As he unveiled the details of his sweeping $1.9 trillion “American Rescue Plan,” President-elect Joe Biden emphasized the moral imperative for Congress to act immediately to combat the coronavirus, rescue the American economy and close the “growing divide between those few people at the very top, who are doing quite well in this economy, and the rest of America.”
Biden’s proposal is designed to combat twin public health and economic disasters and will set aside $400 billion to address the pandemic, including $20 billion for a national vaccination program, $50 billion for expanded testing, and an investment to fund 100,000 public health workers.
It will deliver direct aid to Americans in the form of boosted $2,000 stimulus checks, $400 weekly enhanced federal unemployment insurance and an expanded child tax credit, and provide money for rental relief, childcare and sick leave.
It will set aside $130 billion to help the majority of K-8 schools reopen within Biden’s first 100 days, $350 billion to help state and local governments fill budget shortfalls, and $190 billion for struggling small businesses in the form of loans and grants.
The wide-ranging plan also includes a provision to raise the national minimum wage to $15 per hour, an expansion of the SNAP food assistance program, and money for childcare, along with a host of other provisions.

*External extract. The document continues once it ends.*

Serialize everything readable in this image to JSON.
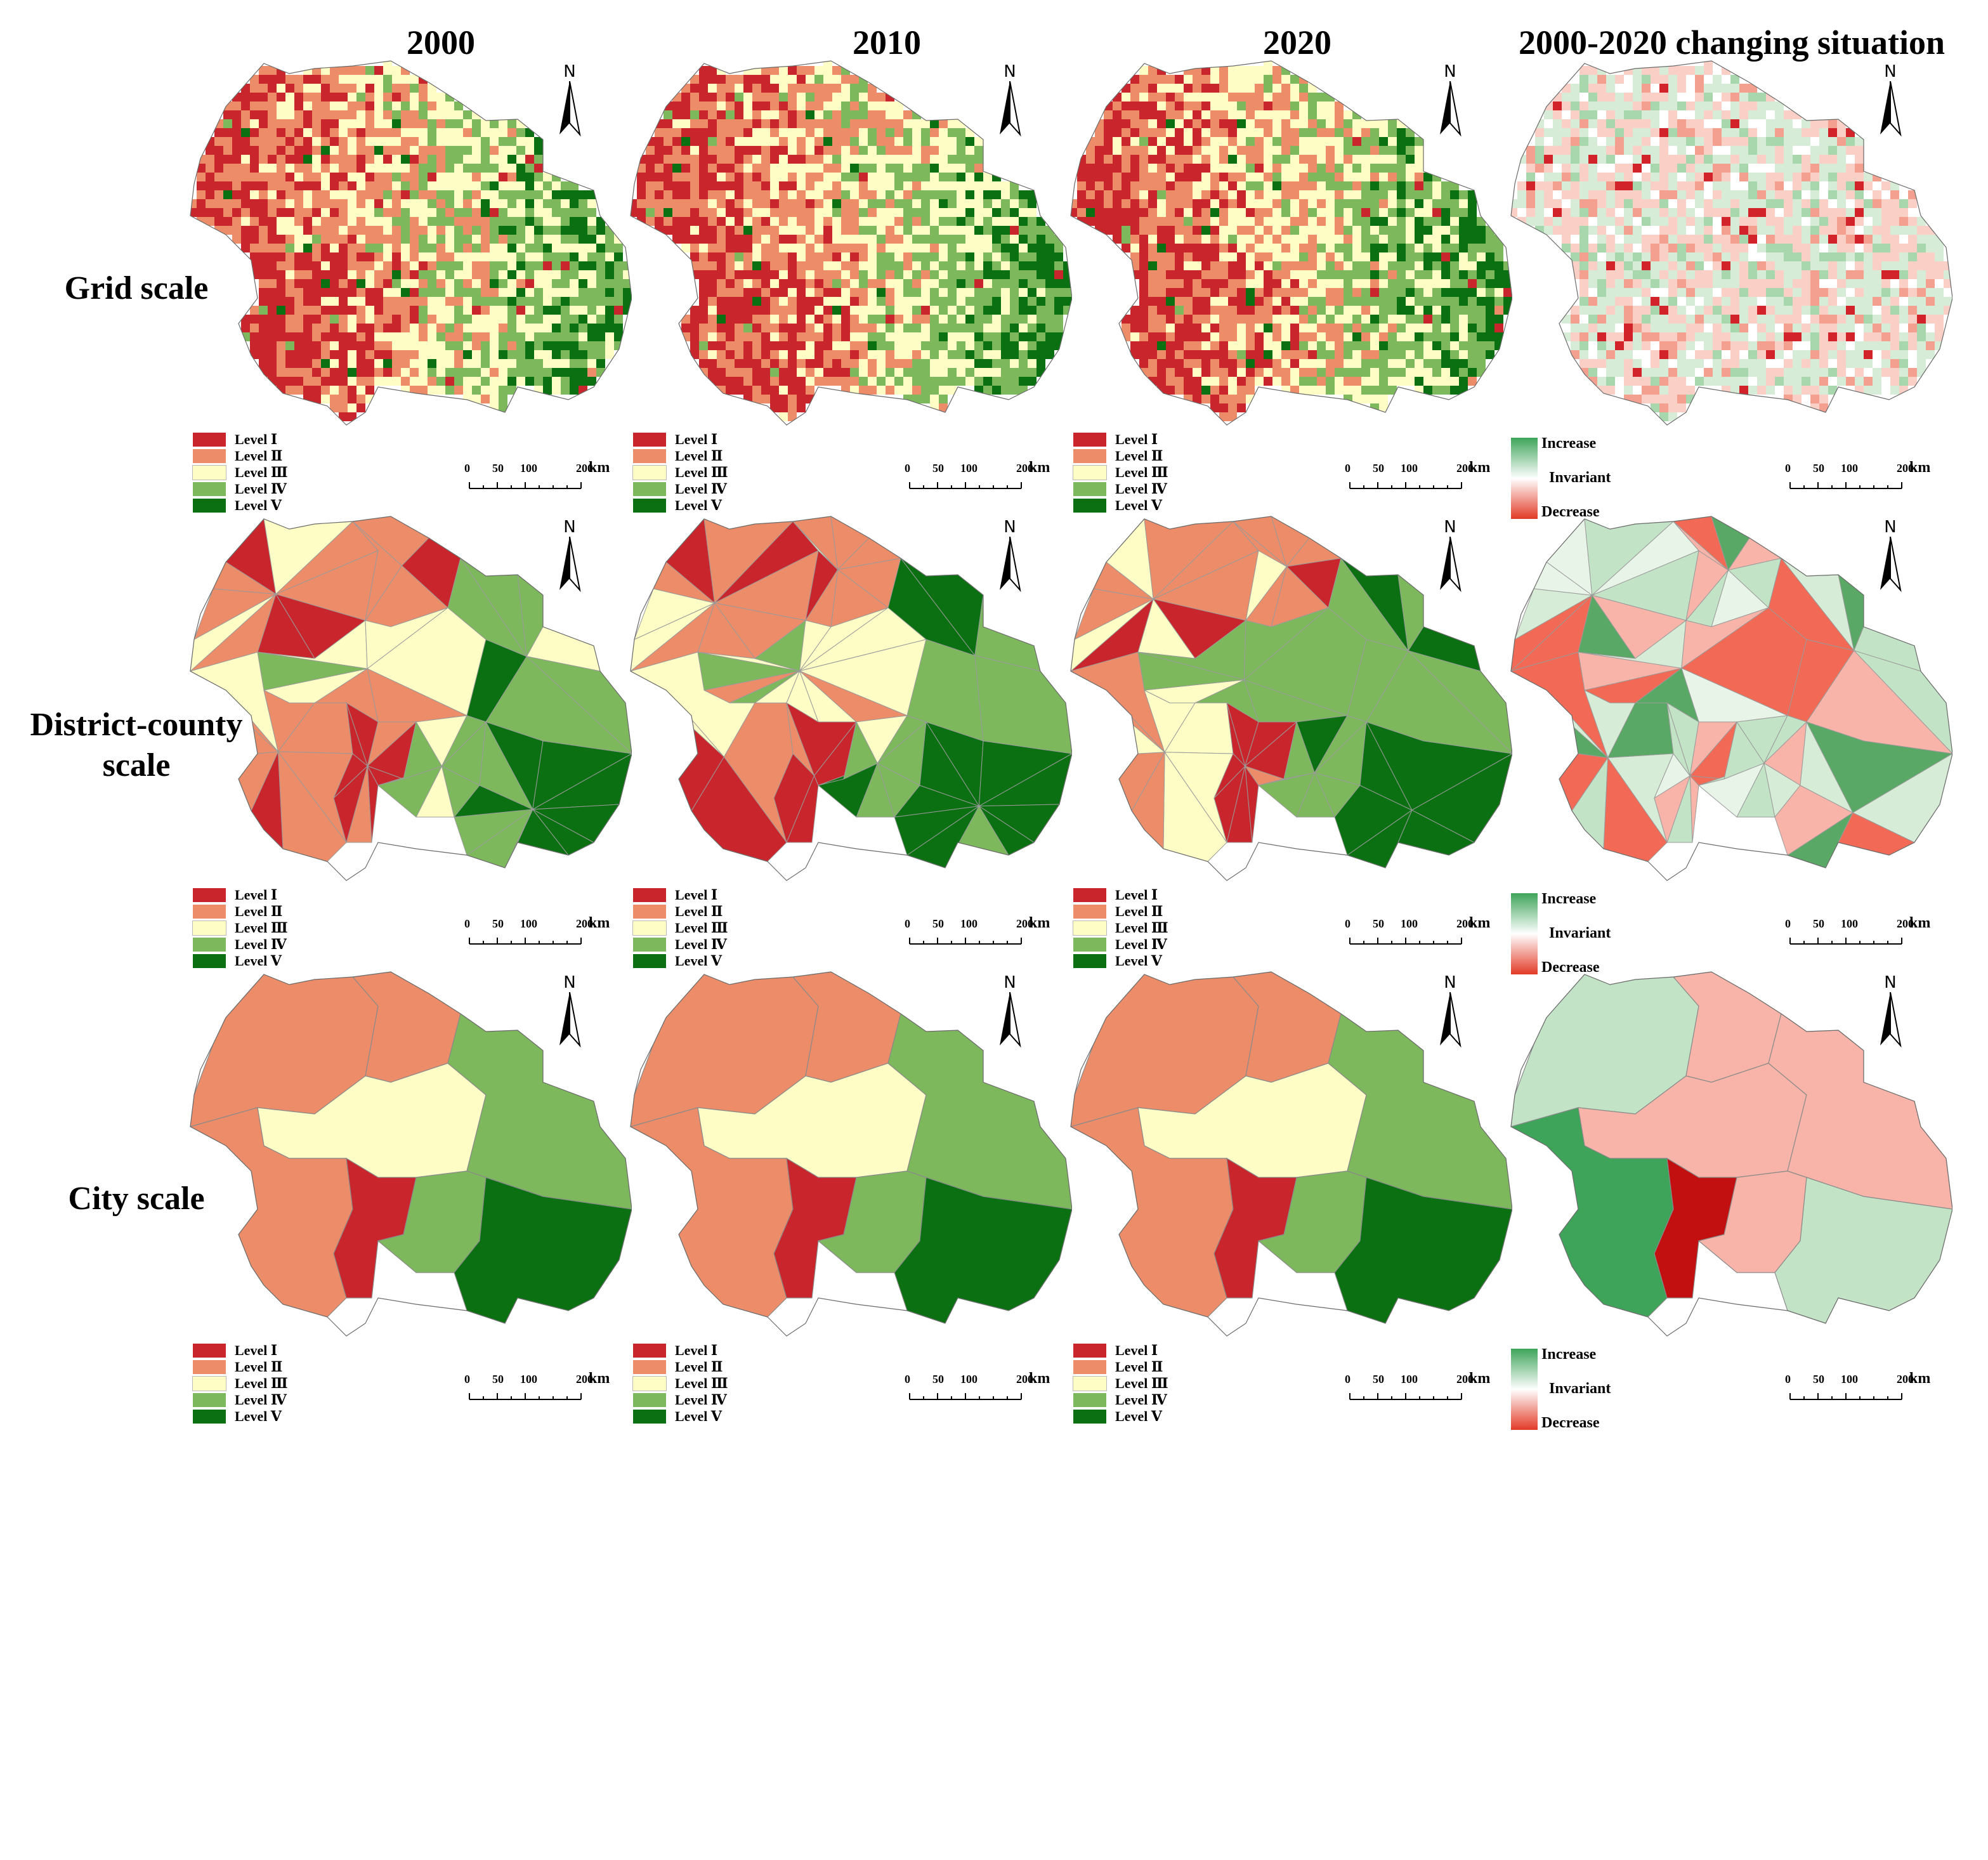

The $1.9 trillion “rescue” plan is the first part of a two-part initiative, the second part of which Biden plans to lay out in February before a joint session of Congress.

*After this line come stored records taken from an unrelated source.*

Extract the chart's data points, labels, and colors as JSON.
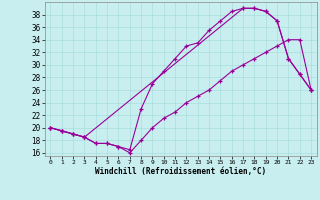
{
  "xlabel": "Windchill (Refroidissement éolien,°C)",
  "bg_color": "#c8eef0",
  "line_color": "#990099",
  "grid_color": "#aadddd",
  "ylim": [
    15.5,
    40
  ],
  "xlim": [
    -0.5,
    23.5
  ],
  "yticks": [
    16,
    18,
    20,
    22,
    24,
    26,
    28,
    30,
    32,
    34,
    36,
    38
  ],
  "xticks": [
    0,
    1,
    2,
    3,
    4,
    5,
    6,
    7,
    8,
    9,
    10,
    11,
    12,
    13,
    14,
    15,
    16,
    17,
    18,
    19,
    20,
    21,
    22,
    23
  ],
  "line1_x": [
    0,
    1,
    2,
    3,
    4,
    5,
    6,
    7,
    8,
    9,
    10,
    11,
    12,
    13,
    14,
    15,
    16,
    17,
    18,
    19,
    20,
    21,
    22,
    23
  ],
  "line1_y": [
    20,
    19.5,
    19,
    18.5,
    17.5,
    17.5,
    17,
    16,
    18,
    20,
    21.5,
    22.5,
    24,
    25,
    26,
    27.5,
    29,
    30,
    31,
    32,
    33,
    34,
    34,
    26
  ],
  "line2_x": [
    0,
    1,
    2,
    3,
    4,
    5,
    6,
    7,
    8,
    9,
    10,
    11,
    12,
    13,
    14,
    15,
    16,
    17,
    18,
    19,
    20,
    21,
    22,
    23
  ],
  "line2_y": [
    20,
    19.5,
    19,
    18.5,
    17.5,
    17.5,
    17,
    16.5,
    23,
    27,
    29,
    31,
    33,
    33.5,
    35.5,
    37,
    38.5,
    39,
    39,
    38.5,
    37,
    31,
    28.5,
    26
  ],
  "line3_x": [
    0,
    1,
    2,
    3,
    17,
    18,
    19,
    20,
    21,
    22,
    23
  ],
  "line3_y": [
    20,
    19.5,
    19,
    18.5,
    39,
    39,
    38.5,
    37,
    31,
    28.5,
    26
  ]
}
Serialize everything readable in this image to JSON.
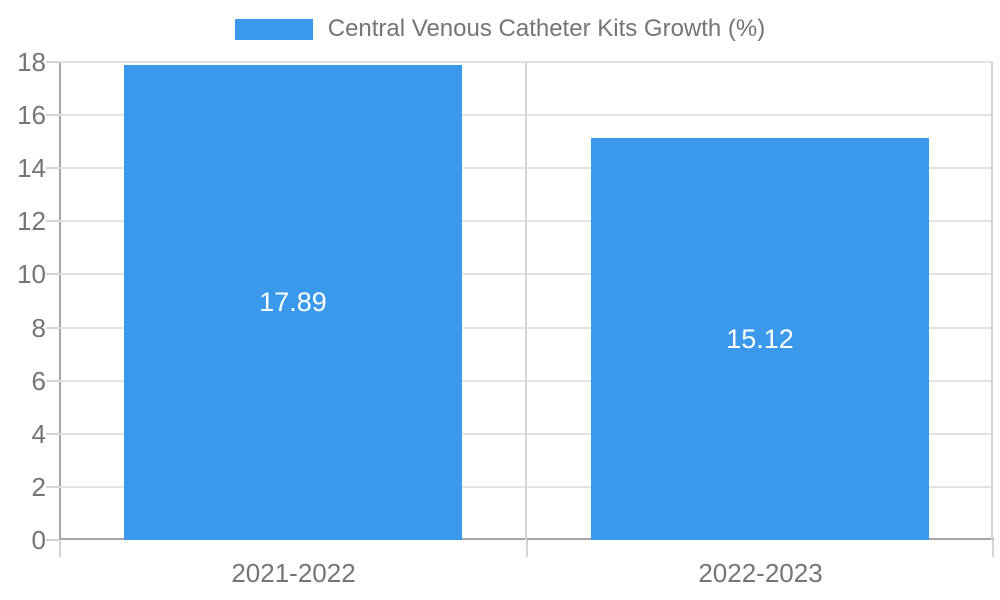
{
  "legend": {
    "label": "Central Venous Catheter Kits Growth (%)"
  },
  "chart_data": {
    "type": "bar",
    "title": "Central Venous Catheter Kits Growth (%)",
    "categories": [
      "2021-2022",
      "2022-2023"
    ],
    "series": [
      {
        "name": "Central Venous Catheter Kits Growth (%)",
        "values": [
          17.89,
          15.12
        ]
      }
    ],
    "value_labels": [
      "17.89",
      "15.12"
    ],
    "xlabel": "",
    "ylabel": "",
    "ylim": [
      0,
      18
    ],
    "yticks": [
      0,
      2,
      4,
      6,
      8,
      10,
      12,
      14,
      16,
      18
    ],
    "grid": true,
    "legend_position": "top-center",
    "colors": {
      "bar": "#3B99EC",
      "axis_text": "#757575",
      "value_text": "#FFFFFF",
      "gridline": "#E3E3E3",
      "axis_line": "#A5A5A5",
      "tick_line": "#D4D4D4"
    }
  }
}
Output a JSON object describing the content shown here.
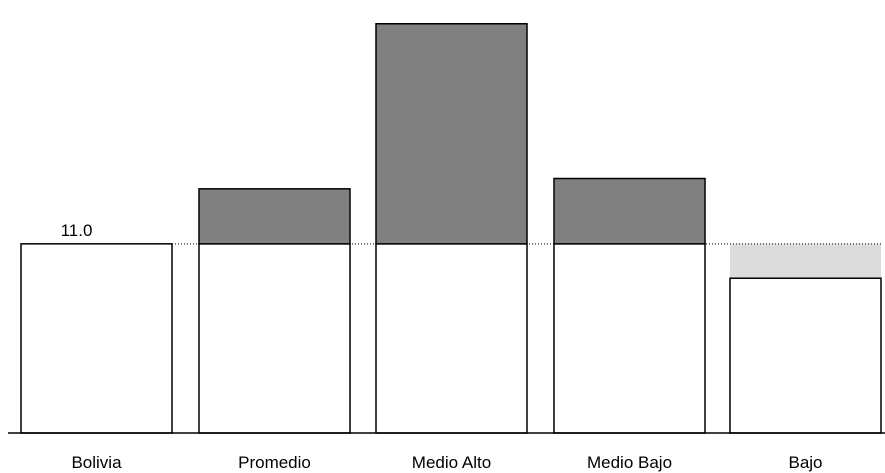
{
  "chart_data": {
    "type": "bar",
    "categories": [
      "Bolivia",
      "Promedio",
      "Medio Alto",
      "Medio Bajo",
      "Bajo"
    ],
    "values": [
      11.0,
      14.2,
      23.8,
      14.8,
      9.0
    ],
    "reference": {
      "value": 11.0,
      "label": "11.0",
      "style": "dotted"
    },
    "data_labels": [
      "11.0",
      "",
      "",
      "",
      ""
    ],
    "ylim": [
      0,
      24.6
    ],
    "grid": false,
    "legend": "none",
    "colors": {
      "base_fill": "#ffffff",
      "above_reference_fill": "#808080",
      "below_reference_fill": "#dcdcdc",
      "outline": "#000000"
    }
  }
}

That “recovery” plan will include investments in infrastructure, manufacturing, and clean energy to bolster the economy in the long term, Biden said.
“We cannot afford inaction,” Biden said during prepared remarks on Thursday. “It’s not just that smart fiscal investments, including deficit spending, are more urgent than ever. It’s that the return on these investments in jobs, racial equity, will prevent long term economic damage, and the benefits will far…surpass the cost.”
Congress has already authorized some $3.5 trillion in stimulus spending over the course of five relief bills, including the $900 billion package President Trump signed into law in late December. Meanwhile, the coronavirus crisis in the United States shows no signs of easing up in the short-term despite the authorization of effective vaccines. The rollout of those vaccines has been plagued by delays across the country, and new, more infectious strains of the virus threaten to cause surges that overwhelm hospitals. The Centers for Disease Control and Prevention is predicting that another 92,000 Americans will die from Covid-19 over the next three weeks.
965,000. That’s how many people filed new claims for state unemployment benefits last week. It’s the highest weekly claims total since August and a worrying sign that the ongoing coronavirus pandemic is continuing to weigh on the labor market. “The rise and level of new unemployment claims is shocking,” Bankrate senior economic analyst Mark Hamrick said Thursday. “The depth and duration of this downturn, now 43 weeks long, demand further fiscal response on the part of elected officials in Washington,” he added.
During his prepared remarks on Thursday evening, Biden appeared to address concerns from some lawmakers—most notably Sen. Joe Manchin (D-W.Va.)—that $2,000 stimulus checks are too large and that direct payments must be targeted to those who have lost jobs and income. “Even for those who kept their jobs, these checks are really important,” Biden said. Manchin is a conservative Democrat whose vote will be critical to the bill’s passage. He signaled last week that he might be opposed to the larger checks if they are not more narrowly targeted.
What We Don’t Know
Whether Biden’s ambitious proposal can pass in a deeply partisan Congress. Biden has said his goal is to drum up enough bipartisan support for his plan to pass and overcome a filibuster under the Senate’s normal rules (he’ll need at least ten Republican votes to do that), but the hefty price tag might prompt resistance from many in the GOP. Last year, many Senate Republicans were reluctant to support federal relief legislation larger than about $500 billion—the new boosted stimulus checks alone are projected to cost the federal government $463.8 billion, almost as much as the $500 billion “skinny” plans Senate Majority Leader Mitch McConnell (R-Ky.) touted last year. The new Senate can still pass the bill under special reconciliation budget rules if that GOP buy-in doesn’t materialize in the coming weeks, but because of Democrats’ tight margin of control (the chamber will be split 50-50, with Vice President-elect Kamala Harris casting the deciding vote), Biden will not be able to lose a single Democratic vote without earning a Republican vote to even out the loss.